To use this model, you need to install the transformers library from Hugging Face.

pip install transformers

Inference

Here's an example of how to perform inference with the model:

import torch
from transformers import AutoModelForCausalLM, AutoTokenizer, pipeline

torch.random.manual_seed(0)

model = AutoModelForCausalLM.from_pretrained(
    "QueryloopAI/Phi-3-mini-128K-instruct-cpo-simpo", 
    device_map="cuda", 
    torch_dtype="auto", 
    trust_remote_code=True, 
)
tokenizer = AutoTokenizer.from_pretrained("Syed-Hasan-8503/Phi-3-mini-128K-instruct-cpo-simpo")

messages = [
    {"role": "user", "content": "Can you provide ways to eat combinations of bananas and dragonfruits?"},
    {"role": "assistant", "content": "Sure!

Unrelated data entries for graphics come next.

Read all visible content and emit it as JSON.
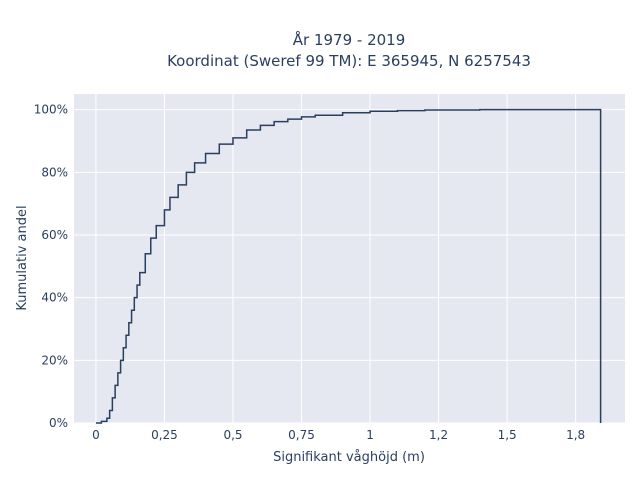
{
  "chart_data": {
    "type": "line",
    "subtype": "empirical-cdf-step",
    "title_lines": [
      "År 1979 - 2019",
      "Koordinat (Sweref 99 TM): E 365945, N 6257543"
    ],
    "xlabel": "Signifikant våghöjd (m)",
    "ylabel": "Kumulativ andel",
    "xlim": [
      -0.08,
      1.93
    ],
    "ylim": [
      0,
      1.05
    ],
    "x_ticks": [
      0,
      0.25,
      0.5,
      0.75,
      1,
      1.25,
      1.5,
      1.75
    ],
    "x_tick_labels": [
      "0",
      "0,25",
      "0,5",
      "0,75",
      "1",
      "1,2",
      "1,5",
      "1,8"
    ],
    "y_ticks": [
      0,
      0.2,
      0.4,
      0.6,
      0.8,
      1.0
    ],
    "y_tick_labels": [
      "0%",
      "20%",
      "40%",
      "60%",
      "80%",
      "100%"
    ],
    "grid": true,
    "background_color": "#e5e8f1",
    "grid_color": "#ffffff",
    "line_color": "#2a3f5f",
    "series": [
      {
        "x": [
          0,
          0.02,
          0.04,
          0.05,
          0.06,
          0.07,
          0.08,
          0.09,
          0.1,
          0.11,
          0.12,
          0.13,
          0.14,
          0.15,
          0.16,
          0.18,
          0.2,
          0.22,
          0.25,
          0.27,
          0.3,
          0.33,
          0.36,
          0.4,
          0.45,
          0.5,
          0.55,
          0.6,
          0.65,
          0.7,
          0.75,
          0.8,
          0.9,
          1.0,
          1.1,
          1.2,
          1.4,
          1.6,
          1.84,
          1.841
        ],
        "y": [
          0,
          0.005,
          0.015,
          0.04,
          0.08,
          0.12,
          0.16,
          0.2,
          0.24,
          0.28,
          0.32,
          0.36,
          0.4,
          0.44,
          0.48,
          0.54,
          0.59,
          0.63,
          0.68,
          0.72,
          0.76,
          0.8,
          0.83,
          0.86,
          0.89,
          0.91,
          0.935,
          0.95,
          0.962,
          0.97,
          0.977,
          0.982,
          0.99,
          0.995,
          0.997,
          0.999,
          1.0,
          1.0,
          1.0,
          0.0
        ]
      }
    ]
  }
}
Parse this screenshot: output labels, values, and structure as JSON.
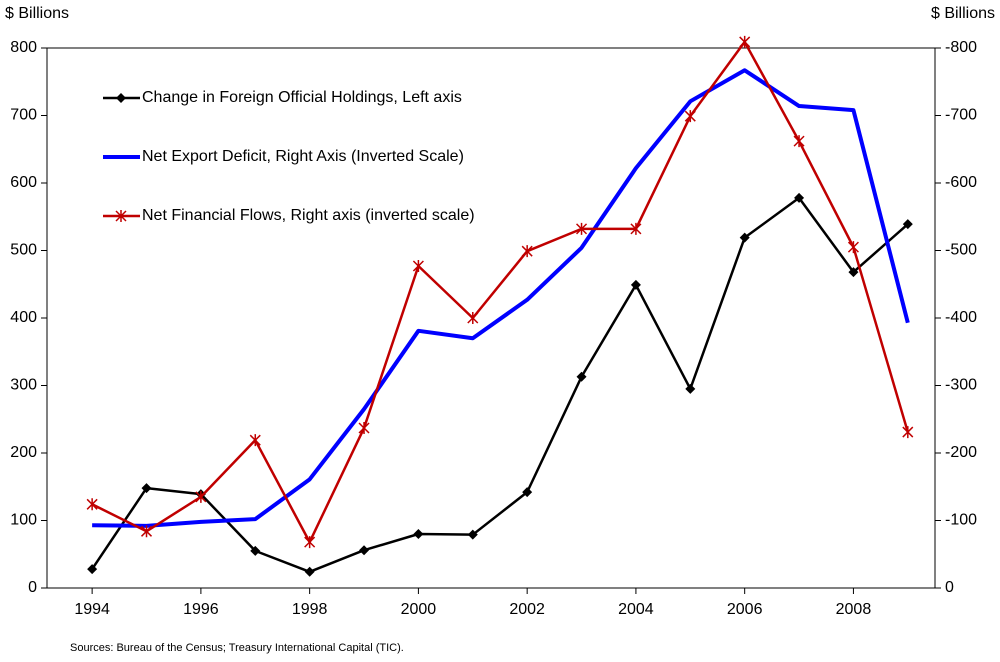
{
  "chart_data": {
    "type": "line",
    "ylabel": "$ Billions",
    "y2label": "$ Billions",
    "note": "Sources:  Bureau of the Census; Treasury International Capital (TIC).",
    "x": [
      1994,
      1995,
      1996,
      1997,
      1998,
      1999,
      2000,
      2001,
      2002,
      2003,
      2004,
      2005,
      2006,
      2007,
      2008,
      2009
    ],
    "xlim": [
      1993.17,
      2009.5
    ],
    "xticks": [
      1994,
      1996,
      1998,
      2000,
      2002,
      2004,
      2006,
      2008
    ],
    "ylim": [
      0,
      800
    ],
    "yticks": [
      0,
      100,
      200,
      300,
      400,
      500,
      600,
      700,
      800
    ],
    "y2lim": [
      0,
      -800
    ],
    "y2ticks": [
      0,
      -100,
      -200,
      -300,
      -400,
      -500,
      -600,
      -700,
      -800
    ],
    "legend": "upper left",
    "series": [
      {
        "name": "Change in Foreign Official Holdings, Left axis",
        "color": "#000000",
        "marker": "diamond",
        "values": [
          28,
          148,
          139,
          55,
          24,
          56,
          80,
          79,
          142,
          313,
          449,
          295,
          519,
          578,
          468,
          539
        ]
      },
      {
        "name": "Net Export Deficit, Right Axis (Inverted Scale)",
        "color": "#0000ff",
        "axis": "y2",
        "values": [
          -93,
          -92,
          -98,
          -102,
          -161,
          -265,
          -381,
          -370,
          -427,
          -504,
          -622,
          -721,
          -767,
          -714,
          -708,
          -393
        ]
      },
      {
        "name": "Net Financial Flows, Right axis (inverted scale)",
        "color": "#c00000",
        "axis": "y2",
        "marker": "star",
        "values": [
          -124,
          -84,
          -135,
          -219,
          -68,
          -237,
          -477,
          -400,
          -499,
          -532,
          -532,
          -699,
          -809,
          -662,
          -505,
          -231
        ]
      }
    ]
  }
}
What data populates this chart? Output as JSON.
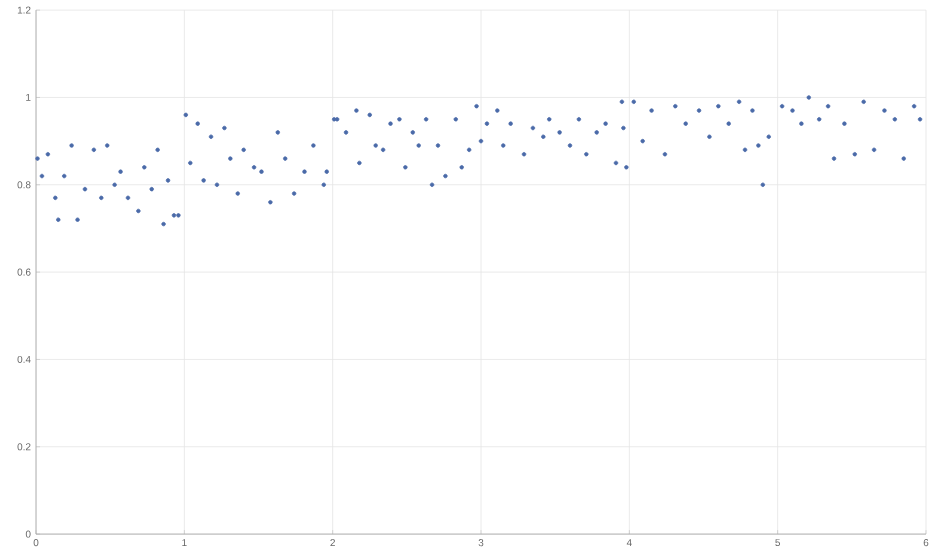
{
  "chart_data": {
    "type": "scatter",
    "color": "#4a6aa8",
    "grid": true,
    "xlim": [
      0,
      6
    ],
    "xticks": [
      0,
      1,
      2,
      3,
      4,
      5,
      6
    ],
    "ylim": [
      0,
      1.2
    ],
    "yticks": [
      0,
      0.2,
      0.4,
      0.6,
      0.8,
      1,
      1.2
    ],
    "x": [
      0.01,
      0.04,
      0.08,
      0.13,
      0.15,
      0.19,
      0.24,
      0.28,
      0.33,
      0.39,
      0.44,
      0.48,
      0.53,
      0.57,
      0.62,
      0.69,
      0.73,
      0.78,
      0.82,
      0.86,
      0.89,
      0.93,
      0.96,
      1.01,
      1.04,
      1.09,
      1.13,
      1.18,
      1.22,
      1.27,
      1.31,
      1.36,
      1.4,
      1.47,
      1.52,
      1.58,
      1.63,
      1.68,
      1.74,
      1.81,
      1.87,
      1.94,
      1.96,
      2.01,
      2.03,
      2.09,
      2.16,
      2.18,
      2.25,
      2.29,
      2.34,
      2.39,
      2.45,
      2.49,
      2.54,
      2.58,
      2.63,
      2.67,
      2.71,
      2.76,
      2.83,
      2.87,
      2.92,
      2.97,
      3.0,
      3.04,
      3.11,
      3.15,
      3.2,
      3.29,
      3.35,
      3.42,
      3.46,
      3.53,
      3.6,
      3.66,
      3.71,
      3.78,
      3.84,
      3.91,
      3.95,
      3.96,
      3.98,
      4.03,
      4.09,
      4.15,
      4.24,
      4.31,
      4.38,
      4.47,
      4.54,
      4.6,
      4.67,
      4.74,
      4.78,
      4.83,
      4.87,
      4.9,
      4.94,
      5.03,
      5.1,
      5.16,
      5.21,
      5.28,
      5.34,
      5.38,
      5.45,
      5.52,
      5.58,
      5.65,
      5.72,
      5.79,
      5.85,
      5.92,
      5.96
    ],
    "values": [
      0.86,
      0.82,
      0.87,
      0.77,
      0.72,
      0.82,
      0.89,
      0.72,
      0.79,
      0.88,
      0.77,
      0.89,
      0.8,
      0.83,
      0.77,
      0.74,
      0.84,
      0.79,
      0.88,
      0.71,
      0.81,
      0.73,
      0.73,
      0.96,
      0.85,
      0.94,
      0.81,
      0.91,
      0.8,
      0.93,
      0.86,
      0.78,
      0.88,
      0.84,
      0.83,
      0.76,
      0.92,
      0.86,
      0.78,
      0.83,
      0.89,
      0.8,
      0.83,
      0.95,
      0.95,
      0.92,
      0.97,
      0.85,
      0.96,
      0.89,
      0.88,
      0.94,
      0.95,
      0.84,
      0.92,
      0.89,
      0.95,
      0.8,
      0.89,
      0.82,
      0.95,
      0.84,
      0.88,
      0.98,
      0.9,
      0.94,
      0.97,
      0.89,
      0.94,
      0.87,
      0.93,
      0.91,
      0.95,
      0.92,
      0.89,
      0.95,
      0.87,
      0.92,
      0.94,
      0.85,
      0.99,
      0.93,
      0.84,
      0.99,
      0.9,
      0.97,
      0.87,
      0.98,
      0.94,
      0.97,
      0.91,
      0.98,
      0.94,
      0.99,
      0.88,
      0.97,
      0.89,
      0.8,
      0.91,
      0.98,
      0.97,
      0.94,
      1.0,
      0.95,
      0.98,
      0.86,
      0.94,
      0.87,
      0.99,
      0.88,
      0.97,
      0.95,
      0.86,
      0.98,
      0.95
    ]
  }
}
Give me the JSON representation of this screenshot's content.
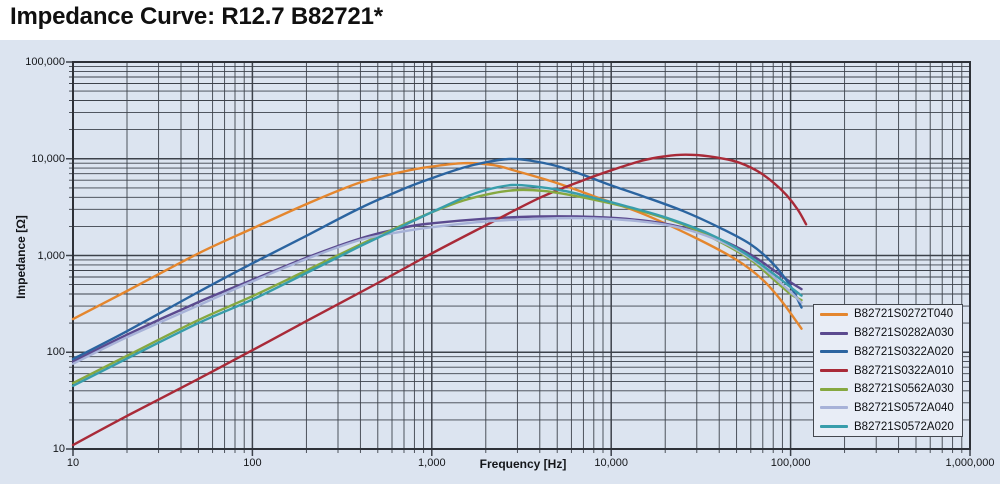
{
  "header": {
    "title": "Impedance Curve: R12.7 B82721*"
  },
  "axes": {
    "x_label": "Frequency [Hz]",
    "y_label": "Impedance [Ω]",
    "x_tick_labels": [
      "10",
      "100",
      "1,000",
      "10,000",
      "100,000",
      "1,000,000"
    ],
    "y_tick_labels": [
      "10",
      "100",
      "1,000",
      "10,000",
      "100,000"
    ]
  },
  "colors": {
    "page_background": "#ffffff",
    "chart_background": "#dce4f0",
    "grid_line": "#3d424b",
    "plot_border": "#2e3138",
    "legend_background": "#e8edf6",
    "legend_border": "#43474e",
    "title_text": "#101010"
  },
  "chart_data": {
    "type": "line",
    "title": "Impedance Curve: R12.7 B82721*",
    "xlabel": "Frequency [Hz]",
    "ylabel": "Impedance [Ω]",
    "x_scale": "log",
    "y_scale": "log",
    "xlim": [
      10,
      1000000
    ],
    "ylim": [
      10,
      100000
    ],
    "grid": "major and minor log gridlines, both axes",
    "legend_position": "inside bottom-right",
    "series": [
      {
        "name": "B82721S0272T040",
        "color": "#e4862e",
        "points": [
          [
            10,
            220
          ],
          [
            20,
            430
          ],
          [
            50,
            1050
          ],
          [
            100,
            1900
          ],
          [
            200,
            3400
          ],
          [
            400,
            5700
          ],
          [
            700,
            7400
          ],
          [
            1000,
            8300
          ],
          [
            1500,
            9000
          ],
          [
            2200,
            8600
          ],
          [
            3000,
            7400
          ],
          [
            5000,
            5600
          ],
          [
            8000,
            4100
          ],
          [
            15000,
            2700
          ],
          [
            30000,
            1500
          ],
          [
            50000,
            900
          ],
          [
            70000,
            560
          ],
          [
            90000,
            330
          ],
          [
            115000,
            175
          ]
        ]
      },
      {
        "name": "B82721S0282A030",
        "color": "#5b4a8f",
        "points": [
          [
            10,
            80
          ],
          [
            20,
            152
          ],
          [
            50,
            330
          ],
          [
            100,
            560
          ],
          [
            200,
            950
          ],
          [
            400,
            1500
          ],
          [
            700,
            1950
          ],
          [
            1000,
            2150
          ],
          [
            2000,
            2400
          ],
          [
            4000,
            2530
          ],
          [
            8000,
            2500
          ],
          [
            15000,
            2300
          ],
          [
            25000,
            1950
          ],
          [
            40000,
            1480
          ],
          [
            60000,
            1020
          ],
          [
            80000,
            710
          ],
          [
            100000,
            530
          ],
          [
            115000,
            450
          ]
        ]
      },
      {
        "name": "B82721S0322A020",
        "color": "#2b64a0",
        "points": [
          [
            10,
            85
          ],
          [
            20,
            165
          ],
          [
            50,
            420
          ],
          [
            100,
            830
          ],
          [
            200,
            1600
          ],
          [
            400,
            3100
          ],
          [
            700,
            4900
          ],
          [
            1000,
            6300
          ],
          [
            1500,
            8100
          ],
          [
            2000,
            9200
          ],
          [
            2700,
            9950
          ],
          [
            3500,
            9600
          ],
          [
            5000,
            8400
          ],
          [
            7000,
            6800
          ],
          [
            10000,
            5300
          ],
          [
            15000,
            4100
          ],
          [
            25000,
            2900
          ],
          [
            40000,
            1950
          ],
          [
            60000,
            1300
          ],
          [
            80000,
            820
          ],
          [
            100000,
            480
          ],
          [
            115000,
            290
          ]
        ]
      },
      {
        "name": "B82721S0322A010",
        "color": "#a92a38",
        "points": [
          [
            10,
            11
          ],
          [
            20,
            22
          ],
          [
            50,
            53
          ],
          [
            100,
            105
          ],
          [
            200,
            210
          ],
          [
            500,
            520
          ],
          [
            1000,
            1050
          ],
          [
            2000,
            2050
          ],
          [
            4000,
            3950
          ],
          [
            7000,
            6000
          ],
          [
            10000,
            7600
          ],
          [
            15000,
            9600
          ],
          [
            20000,
            10600
          ],
          [
            26000,
            11000
          ],
          [
            35000,
            10600
          ],
          [
            50000,
            9300
          ],
          [
            65000,
            7500
          ],
          [
            80000,
            5700
          ],
          [
            95000,
            4200
          ],
          [
            110000,
            2950
          ],
          [
            122000,
            2100
          ]
        ]
      },
      {
        "name": "B82721S0562A030",
        "color": "#86a840",
        "points": [
          [
            10,
            48
          ],
          [
            20,
            92
          ],
          [
            50,
            215
          ],
          [
            100,
            380
          ],
          [
            200,
            700
          ],
          [
            400,
            1300
          ],
          [
            700,
            2100
          ],
          [
            1000,
            2800
          ],
          [
            1500,
            3700
          ],
          [
            2200,
            4400
          ],
          [
            3000,
            4750
          ],
          [
            4200,
            4650
          ],
          [
            6000,
            4200
          ],
          [
            10000,
            3450
          ],
          [
            15000,
            2850
          ],
          [
            25000,
            2100
          ],
          [
            40000,
            1400
          ],
          [
            60000,
            900
          ],
          [
            80000,
            570
          ],
          [
            100000,
            400
          ],
          [
            115000,
            345
          ]
        ]
      },
      {
        "name": "B82721S0572A040",
        "color": "#a7b2d8",
        "points": [
          [
            10,
            76
          ],
          [
            20,
            143
          ],
          [
            50,
            305
          ],
          [
            100,
            540
          ],
          [
            200,
            920
          ],
          [
            400,
            1450
          ],
          [
            700,
            1780
          ],
          [
            1000,
            1960
          ],
          [
            2000,
            2250
          ],
          [
            4000,
            2400
          ],
          [
            7000,
            2430
          ],
          [
            12000,
            2330
          ],
          [
            20000,
            2080
          ],
          [
            30000,
            1730
          ],
          [
            45000,
            1280
          ],
          [
            65000,
            840
          ],
          [
            85000,
            550
          ],
          [
            100000,
            420
          ],
          [
            115000,
            325
          ]
        ]
      },
      {
        "name": "B82721S0572A020",
        "color": "#389dab",
        "points": [
          [
            10,
            45
          ],
          [
            20,
            86
          ],
          [
            50,
            200
          ],
          [
            100,
            350
          ],
          [
            200,
            660
          ],
          [
            400,
            1250
          ],
          [
            700,
            2050
          ],
          [
            1000,
            2800
          ],
          [
            1500,
            3950
          ],
          [
            2000,
            4750
          ],
          [
            2800,
            5350
          ],
          [
            3800,
            5150
          ],
          [
            5500,
            4650
          ],
          [
            8000,
            3950
          ],
          [
            12000,
            3250
          ],
          [
            20000,
            2480
          ],
          [
            35000,
            1680
          ],
          [
            55000,
            1070
          ],
          [
            80000,
            650
          ],
          [
            100000,
            470
          ],
          [
            115000,
            385
          ]
        ]
      }
    ]
  }
}
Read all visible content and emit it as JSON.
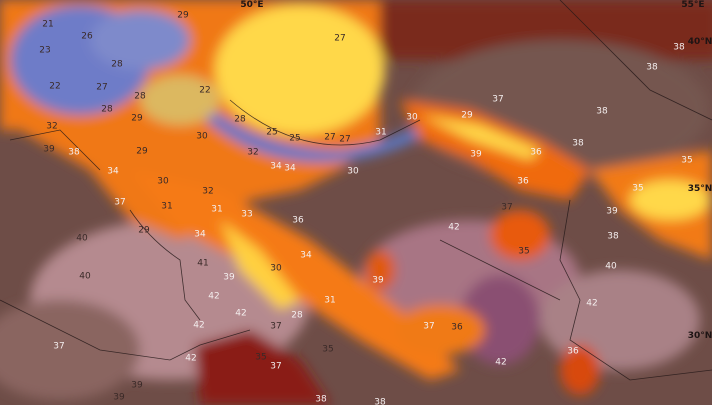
{
  "map": {
    "type": "temperature forecast map",
    "colors": {
      "hot_base": "#6e4d47",
      "desert_pink": "#b58a8f",
      "desert_purple": "#8a4f72",
      "orange": "#f06a10",
      "yellow": "#ffd84a",
      "sea_red": "#8a1a12",
      "cool_blue": "#6e7cc8"
    },
    "coordinates": [
      "50°E",
      "55°E",
      "40°N",
      "35°N",
      "30°N"
    ],
    "labels": [
      "21",
      "23",
      "22",
      "26",
      "28",
      "29",
      "27",
      "27",
      "28",
      "28",
      "29",
      "22",
      "28",
      "25",
      "25",
      "27",
      "27",
      "30",
      "29",
      "32",
      "39",
      "38",
      "34",
      "32",
      "34",
      "34",
      "30",
      "30",
      "32",
      "37",
      "30",
      "29",
      "31",
      "36",
      "39",
      "36",
      "38",
      "38",
      "38",
      "38",
      "35",
      "35",
      "37",
      "31",
      "31",
      "33",
      "36",
      "29",
      "34",
      "40",
      "34",
      "41",
      "39",
      "30",
      "40",
      "42",
      "31",
      "42",
      "28",
      "42",
      "37",
      "37",
      "35",
      "42",
      "37",
      "35",
      "39",
      "39",
      "38",
      "37",
      "39",
      "42",
      "38",
      "35",
      "40",
      "39",
      "42",
      "37",
      "36",
      "36",
      "42",
      "38"
    ]
  }
}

Here are some ways to eat bananas and dragonfruits together: 1. Banana and dragonfruit smoothie: Blend bananas and dragonfruits together with some milk and honey. 2. Banana and dragonfruit salad: Mix sliced bananas and dragonfruits together with some lemon juice and honey."},
    {"role": "user", "content": "What about solving an 2x + 3 = 7 equation?"},
]

pipe = pipeline(
    "text-generation",
    model=model,
    tokenizer=tokenizer,
)

generation_args = {
    "max_new_tokens": 500,
    "return_full_text": False,
    "temperature": 0.0,
    "do_sample": False,
}

output = pipe(messages, **generation_args)
print(output[0]['generated_text'])